Okay, I think most of the question was answered in the comment sections.

However, I have the impression that this question (and also part of your other questions I came across before) rises and falls by keeping very precisely track of the spaces where your objects live.

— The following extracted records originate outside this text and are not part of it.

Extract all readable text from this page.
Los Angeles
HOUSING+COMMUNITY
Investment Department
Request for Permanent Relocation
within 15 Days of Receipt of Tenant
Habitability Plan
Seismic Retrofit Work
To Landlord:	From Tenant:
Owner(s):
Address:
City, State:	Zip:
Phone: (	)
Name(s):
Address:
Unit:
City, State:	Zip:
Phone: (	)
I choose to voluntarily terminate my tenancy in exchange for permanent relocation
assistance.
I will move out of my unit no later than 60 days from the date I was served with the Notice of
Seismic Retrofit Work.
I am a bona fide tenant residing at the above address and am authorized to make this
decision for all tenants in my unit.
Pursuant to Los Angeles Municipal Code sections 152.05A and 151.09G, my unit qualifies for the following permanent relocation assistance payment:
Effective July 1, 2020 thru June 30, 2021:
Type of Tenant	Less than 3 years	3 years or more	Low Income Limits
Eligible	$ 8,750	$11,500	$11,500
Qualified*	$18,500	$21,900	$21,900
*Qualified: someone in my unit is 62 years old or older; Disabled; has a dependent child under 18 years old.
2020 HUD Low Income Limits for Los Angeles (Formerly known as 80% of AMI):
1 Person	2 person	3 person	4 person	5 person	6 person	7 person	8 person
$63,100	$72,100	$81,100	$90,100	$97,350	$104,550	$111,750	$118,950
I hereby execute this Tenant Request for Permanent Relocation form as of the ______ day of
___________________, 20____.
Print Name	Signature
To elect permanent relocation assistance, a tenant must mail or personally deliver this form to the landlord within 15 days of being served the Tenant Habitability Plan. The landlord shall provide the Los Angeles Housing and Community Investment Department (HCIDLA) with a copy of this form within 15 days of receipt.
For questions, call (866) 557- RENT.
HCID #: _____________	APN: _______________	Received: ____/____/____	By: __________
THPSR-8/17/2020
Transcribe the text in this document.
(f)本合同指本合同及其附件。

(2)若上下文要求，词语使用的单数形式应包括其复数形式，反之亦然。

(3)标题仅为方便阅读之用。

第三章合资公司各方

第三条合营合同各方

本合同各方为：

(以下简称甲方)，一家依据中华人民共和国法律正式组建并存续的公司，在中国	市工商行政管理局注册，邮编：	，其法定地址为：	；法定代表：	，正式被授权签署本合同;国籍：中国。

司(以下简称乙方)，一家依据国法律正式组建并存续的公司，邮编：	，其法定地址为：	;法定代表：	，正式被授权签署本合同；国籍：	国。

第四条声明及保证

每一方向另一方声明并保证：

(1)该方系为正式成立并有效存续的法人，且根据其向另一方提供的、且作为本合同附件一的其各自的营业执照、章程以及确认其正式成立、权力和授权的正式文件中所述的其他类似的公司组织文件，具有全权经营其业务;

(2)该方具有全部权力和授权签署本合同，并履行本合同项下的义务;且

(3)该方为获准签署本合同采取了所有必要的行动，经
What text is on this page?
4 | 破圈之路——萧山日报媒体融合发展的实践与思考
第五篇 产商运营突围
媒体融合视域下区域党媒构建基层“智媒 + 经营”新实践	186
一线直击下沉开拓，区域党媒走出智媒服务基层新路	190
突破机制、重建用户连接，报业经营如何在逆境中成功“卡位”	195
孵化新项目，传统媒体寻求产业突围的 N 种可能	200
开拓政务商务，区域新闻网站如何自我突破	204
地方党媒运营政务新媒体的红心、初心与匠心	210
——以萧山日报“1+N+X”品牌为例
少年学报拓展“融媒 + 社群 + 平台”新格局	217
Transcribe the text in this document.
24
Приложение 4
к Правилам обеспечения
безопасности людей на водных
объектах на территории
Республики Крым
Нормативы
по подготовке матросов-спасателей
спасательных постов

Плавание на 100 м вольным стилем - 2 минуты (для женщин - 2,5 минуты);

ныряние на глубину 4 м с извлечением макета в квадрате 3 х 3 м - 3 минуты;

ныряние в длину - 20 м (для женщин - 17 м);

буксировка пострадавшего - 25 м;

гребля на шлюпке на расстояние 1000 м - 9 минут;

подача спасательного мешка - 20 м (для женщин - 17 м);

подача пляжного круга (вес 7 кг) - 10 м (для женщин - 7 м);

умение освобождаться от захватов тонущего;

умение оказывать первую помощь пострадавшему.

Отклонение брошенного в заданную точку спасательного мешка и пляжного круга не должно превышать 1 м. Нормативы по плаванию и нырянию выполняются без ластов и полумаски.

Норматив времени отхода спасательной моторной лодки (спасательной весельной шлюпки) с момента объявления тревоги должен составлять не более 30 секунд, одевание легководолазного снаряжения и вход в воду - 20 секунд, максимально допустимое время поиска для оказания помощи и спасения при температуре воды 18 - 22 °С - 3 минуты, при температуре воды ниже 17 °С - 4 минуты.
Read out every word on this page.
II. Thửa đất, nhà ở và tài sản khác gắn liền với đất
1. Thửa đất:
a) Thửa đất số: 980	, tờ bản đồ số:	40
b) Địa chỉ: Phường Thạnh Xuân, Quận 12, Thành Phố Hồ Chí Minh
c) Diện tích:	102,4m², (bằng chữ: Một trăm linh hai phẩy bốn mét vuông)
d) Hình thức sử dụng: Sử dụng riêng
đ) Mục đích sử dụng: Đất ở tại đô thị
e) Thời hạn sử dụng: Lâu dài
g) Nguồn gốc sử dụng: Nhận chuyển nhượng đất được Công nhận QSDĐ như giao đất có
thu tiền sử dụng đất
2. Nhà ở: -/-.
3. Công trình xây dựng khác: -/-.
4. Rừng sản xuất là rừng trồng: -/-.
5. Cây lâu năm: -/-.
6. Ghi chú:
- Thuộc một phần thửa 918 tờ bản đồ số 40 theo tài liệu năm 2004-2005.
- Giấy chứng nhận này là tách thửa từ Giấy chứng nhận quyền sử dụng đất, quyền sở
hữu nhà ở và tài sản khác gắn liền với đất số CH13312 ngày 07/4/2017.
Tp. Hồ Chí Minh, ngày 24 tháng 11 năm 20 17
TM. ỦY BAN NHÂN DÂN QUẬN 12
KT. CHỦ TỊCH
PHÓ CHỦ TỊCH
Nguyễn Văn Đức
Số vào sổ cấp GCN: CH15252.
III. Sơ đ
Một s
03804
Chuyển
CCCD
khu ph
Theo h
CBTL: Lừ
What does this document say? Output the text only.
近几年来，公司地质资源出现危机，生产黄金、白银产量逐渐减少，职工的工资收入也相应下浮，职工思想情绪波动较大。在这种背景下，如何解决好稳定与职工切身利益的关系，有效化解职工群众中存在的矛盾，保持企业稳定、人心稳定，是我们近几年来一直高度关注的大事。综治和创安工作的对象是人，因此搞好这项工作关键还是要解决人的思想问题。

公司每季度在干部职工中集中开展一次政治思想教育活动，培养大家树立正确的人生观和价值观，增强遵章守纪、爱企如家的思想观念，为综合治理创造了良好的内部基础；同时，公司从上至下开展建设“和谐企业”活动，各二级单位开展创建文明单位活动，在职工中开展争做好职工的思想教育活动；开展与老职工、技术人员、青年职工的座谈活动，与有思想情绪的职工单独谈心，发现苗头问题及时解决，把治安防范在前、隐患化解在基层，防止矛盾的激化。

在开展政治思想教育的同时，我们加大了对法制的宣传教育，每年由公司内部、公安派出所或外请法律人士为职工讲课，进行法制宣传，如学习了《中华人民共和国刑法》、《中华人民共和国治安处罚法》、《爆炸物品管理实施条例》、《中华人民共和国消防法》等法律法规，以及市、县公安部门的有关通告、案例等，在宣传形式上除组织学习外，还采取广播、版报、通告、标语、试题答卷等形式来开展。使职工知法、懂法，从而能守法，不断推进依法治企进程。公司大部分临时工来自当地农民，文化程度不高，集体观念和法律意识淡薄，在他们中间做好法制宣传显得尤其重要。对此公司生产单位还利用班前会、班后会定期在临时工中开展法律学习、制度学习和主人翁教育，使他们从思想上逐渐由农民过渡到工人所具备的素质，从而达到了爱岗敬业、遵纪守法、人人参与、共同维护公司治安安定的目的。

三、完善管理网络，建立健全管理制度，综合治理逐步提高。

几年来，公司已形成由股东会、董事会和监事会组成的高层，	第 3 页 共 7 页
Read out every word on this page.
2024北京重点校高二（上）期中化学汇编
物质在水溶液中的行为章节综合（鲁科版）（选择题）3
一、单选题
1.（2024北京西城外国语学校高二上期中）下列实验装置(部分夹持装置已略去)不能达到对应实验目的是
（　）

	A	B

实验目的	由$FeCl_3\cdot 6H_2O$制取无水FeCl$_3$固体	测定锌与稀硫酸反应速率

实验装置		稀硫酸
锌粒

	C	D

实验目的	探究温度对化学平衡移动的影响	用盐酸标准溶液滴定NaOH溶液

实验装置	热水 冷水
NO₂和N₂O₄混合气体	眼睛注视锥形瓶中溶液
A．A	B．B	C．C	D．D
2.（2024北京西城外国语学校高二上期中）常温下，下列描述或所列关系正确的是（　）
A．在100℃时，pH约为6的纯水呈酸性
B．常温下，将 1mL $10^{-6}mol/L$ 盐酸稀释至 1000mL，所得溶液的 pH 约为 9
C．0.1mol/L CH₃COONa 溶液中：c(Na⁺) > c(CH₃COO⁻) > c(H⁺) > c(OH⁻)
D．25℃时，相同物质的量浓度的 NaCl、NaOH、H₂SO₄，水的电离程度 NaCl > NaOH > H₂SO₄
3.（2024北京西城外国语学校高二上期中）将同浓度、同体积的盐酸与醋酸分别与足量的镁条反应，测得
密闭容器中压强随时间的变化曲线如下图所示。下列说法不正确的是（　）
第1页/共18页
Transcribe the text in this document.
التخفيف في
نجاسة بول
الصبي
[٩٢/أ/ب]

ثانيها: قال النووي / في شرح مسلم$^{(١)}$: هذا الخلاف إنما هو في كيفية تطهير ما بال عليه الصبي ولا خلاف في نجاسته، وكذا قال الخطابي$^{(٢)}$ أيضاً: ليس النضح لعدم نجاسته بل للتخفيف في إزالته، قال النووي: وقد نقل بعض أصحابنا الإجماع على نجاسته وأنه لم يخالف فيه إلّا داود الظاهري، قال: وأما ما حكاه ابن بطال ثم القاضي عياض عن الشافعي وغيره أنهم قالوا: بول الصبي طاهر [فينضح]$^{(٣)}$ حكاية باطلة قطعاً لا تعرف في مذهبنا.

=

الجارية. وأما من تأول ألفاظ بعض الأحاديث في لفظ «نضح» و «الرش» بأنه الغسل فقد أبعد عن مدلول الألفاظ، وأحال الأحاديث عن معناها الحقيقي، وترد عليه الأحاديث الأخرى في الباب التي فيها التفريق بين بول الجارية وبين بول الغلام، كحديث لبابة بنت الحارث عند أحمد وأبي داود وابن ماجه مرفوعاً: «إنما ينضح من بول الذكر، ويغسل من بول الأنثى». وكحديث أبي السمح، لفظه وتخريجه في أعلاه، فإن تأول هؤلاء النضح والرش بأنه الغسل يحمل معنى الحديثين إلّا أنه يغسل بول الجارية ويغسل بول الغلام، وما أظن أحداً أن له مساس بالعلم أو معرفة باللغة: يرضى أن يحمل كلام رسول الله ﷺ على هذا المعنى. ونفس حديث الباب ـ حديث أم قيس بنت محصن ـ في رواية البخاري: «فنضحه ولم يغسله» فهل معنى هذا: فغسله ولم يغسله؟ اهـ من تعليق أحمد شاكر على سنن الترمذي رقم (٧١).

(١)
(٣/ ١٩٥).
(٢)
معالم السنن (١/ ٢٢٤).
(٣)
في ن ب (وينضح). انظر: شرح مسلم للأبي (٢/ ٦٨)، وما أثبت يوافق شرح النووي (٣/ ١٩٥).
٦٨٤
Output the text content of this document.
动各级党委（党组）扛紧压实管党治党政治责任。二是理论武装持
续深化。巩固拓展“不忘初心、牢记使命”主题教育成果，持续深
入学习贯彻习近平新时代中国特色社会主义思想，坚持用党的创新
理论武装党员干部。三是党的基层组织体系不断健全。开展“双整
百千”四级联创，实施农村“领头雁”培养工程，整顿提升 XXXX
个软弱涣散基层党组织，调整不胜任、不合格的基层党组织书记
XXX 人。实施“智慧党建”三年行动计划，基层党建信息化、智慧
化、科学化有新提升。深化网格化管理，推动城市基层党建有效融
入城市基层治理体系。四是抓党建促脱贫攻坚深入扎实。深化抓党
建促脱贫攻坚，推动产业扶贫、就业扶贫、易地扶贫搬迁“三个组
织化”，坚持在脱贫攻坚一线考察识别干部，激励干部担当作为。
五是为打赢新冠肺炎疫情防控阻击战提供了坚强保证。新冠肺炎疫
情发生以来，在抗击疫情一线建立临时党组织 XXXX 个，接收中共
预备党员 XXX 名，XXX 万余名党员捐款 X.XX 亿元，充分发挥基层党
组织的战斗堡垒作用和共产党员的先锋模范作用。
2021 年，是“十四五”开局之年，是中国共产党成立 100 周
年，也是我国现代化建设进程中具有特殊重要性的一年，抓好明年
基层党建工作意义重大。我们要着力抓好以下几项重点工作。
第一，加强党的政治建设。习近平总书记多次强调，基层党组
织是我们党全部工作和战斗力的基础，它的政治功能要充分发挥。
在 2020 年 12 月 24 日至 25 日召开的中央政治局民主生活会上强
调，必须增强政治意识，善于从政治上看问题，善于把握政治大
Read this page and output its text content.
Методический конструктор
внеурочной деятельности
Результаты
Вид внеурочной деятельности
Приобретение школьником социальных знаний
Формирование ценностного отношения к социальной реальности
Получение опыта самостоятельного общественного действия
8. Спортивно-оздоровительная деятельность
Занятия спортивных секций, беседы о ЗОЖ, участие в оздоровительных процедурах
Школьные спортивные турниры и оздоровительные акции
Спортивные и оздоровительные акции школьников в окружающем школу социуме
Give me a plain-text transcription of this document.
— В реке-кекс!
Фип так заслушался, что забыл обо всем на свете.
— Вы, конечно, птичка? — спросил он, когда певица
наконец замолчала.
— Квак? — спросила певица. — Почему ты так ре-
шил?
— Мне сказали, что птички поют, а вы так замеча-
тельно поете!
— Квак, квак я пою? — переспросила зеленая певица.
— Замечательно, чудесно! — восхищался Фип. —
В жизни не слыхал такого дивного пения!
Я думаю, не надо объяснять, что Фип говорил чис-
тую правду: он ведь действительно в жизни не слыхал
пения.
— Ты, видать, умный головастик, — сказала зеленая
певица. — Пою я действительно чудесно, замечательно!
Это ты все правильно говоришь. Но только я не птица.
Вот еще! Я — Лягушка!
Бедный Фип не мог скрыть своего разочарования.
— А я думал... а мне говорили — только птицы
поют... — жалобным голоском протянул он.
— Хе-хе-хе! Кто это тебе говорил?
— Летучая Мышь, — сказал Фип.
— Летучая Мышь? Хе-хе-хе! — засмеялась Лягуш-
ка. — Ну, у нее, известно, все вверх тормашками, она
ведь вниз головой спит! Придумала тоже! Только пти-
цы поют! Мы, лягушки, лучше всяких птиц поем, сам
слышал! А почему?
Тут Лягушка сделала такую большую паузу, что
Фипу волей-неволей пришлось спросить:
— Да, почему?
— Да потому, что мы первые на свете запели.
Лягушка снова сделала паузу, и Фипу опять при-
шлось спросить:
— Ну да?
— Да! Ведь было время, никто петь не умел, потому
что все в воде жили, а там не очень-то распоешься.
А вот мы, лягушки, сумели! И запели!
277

That is, for example, a covariant derivative is a map $$ \nabla:\mathfrak{X}(M)\times\Gamma(E)\to\Gamma(E),~(X,s)\mapsto \nabla_Xs, $$ so it gets a vector field, making one covariant space-time index, and a section, making one covariant "E-frame index" and it returns a section, making a contravariant "E-frame index". For a local frame the respective trivial covariant derivative is just $d$ on the expansion coefficients, making it, in coordinates, $\partial_\mu$ or more precisely $\delta_a^b\partial_\mu$. Every other covariant derivative (particularly the one induced by your $A$) is then representable as this trivial one, plus a connection form, so in coordinates we have $$ d_A\to\delta_a^b\partial_\mu+{A_\mu}_a^b $$ for some $\text{End}(E)$-valued differential form ${A_\mu}_a^b$, usually already represented in a local frame of $\text{End}(E)$, ${A_\mu}_a^b=A_\mu^j(T_j)_a^b$, or rearranged in a matrix $A_\mu^jT_j$ again, as you wrote it.

However, if you keep track of these indices really carefully, almost every physicist's local formula is just this expansion and nothing more, and I can barely come up with an example where there is a trick or something. So I have the impression that many of your questions could be solved by carefully keeping track of the indices, or in which spaces equations hold and so on.

And moreover, it might be helpful to follow my previous comment on that sometimes it is better to start with a vector bundle $E$ and from this point start the theory. Then some difficulties might vanish, e.g. then $\text{Ad}(P)$ is just (canonically isomorphic) to $\text{End}(E)$ (or, depending on your gauge group, some section space of skew-adjoint/skew-symmetric matrices and so on), and $\rho_*(A_\mu)$ is just what I wrote above. Afterwards you can still make it more complicated and start from the principal bundle side again.